Back when I had only my steer, he would try to jump on my sometimes, which I was luckily able to avoid by jumping away (I don't think having a 1000+ lbs steer jump on you is good for your back LOL) I don't remember if it was during my periods or ovulating times though. Maybe though a bull kept alone is more sensitive to anything that might be in "heat" then a bull kept in a herd were he can regularly satisfy his lusts????


----------



## no nonsense (Oct 22, 2009)

amysflock said:
			
		

> Hi, all,
> 
> I was supposed to be out picking bracken fern in the pasture today so it was gone before our friend comes over to brush hog...and then it occurred to me that I am ovulating and we have a bull visiting the property. I have heard it's very dangerous for women to be near bulls during certain times of their monthly cycles, and while I'm not sure if it's true or not, I decided not to test it while I'm home alone.
> 
> So...anyone know whether this is fact or fiction? Thanks!

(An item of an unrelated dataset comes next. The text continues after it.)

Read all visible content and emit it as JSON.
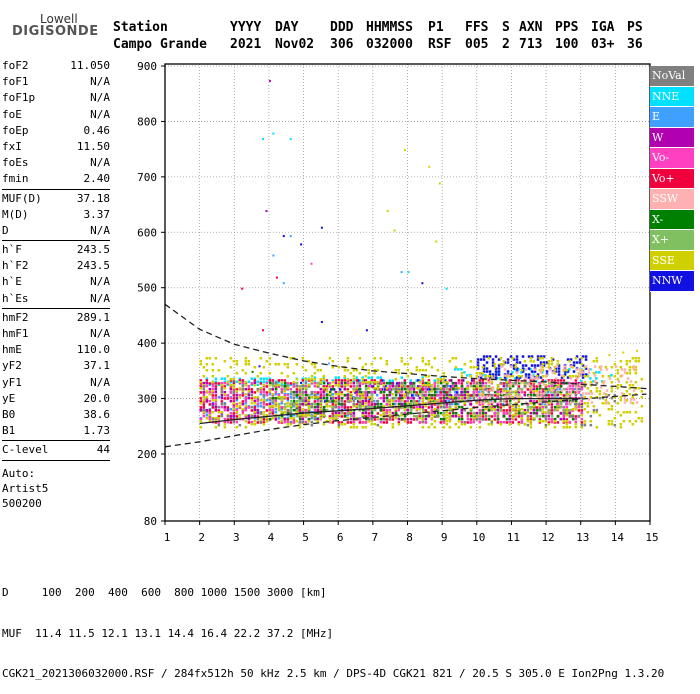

Male, female, ovulating or not, it's never a good idea for any human to be alone with a bull, period. A lot of the examples in this thread are things that can and do happen to men all the time, when dealing with bulls, so even if they were encouraged in those particular cases by a woman's cycle, it doesn't really matter. Bottom line, use proper handling techiniques for your animals at all times, especially bulls, and it really won't matter who you are or what your condition is.


----------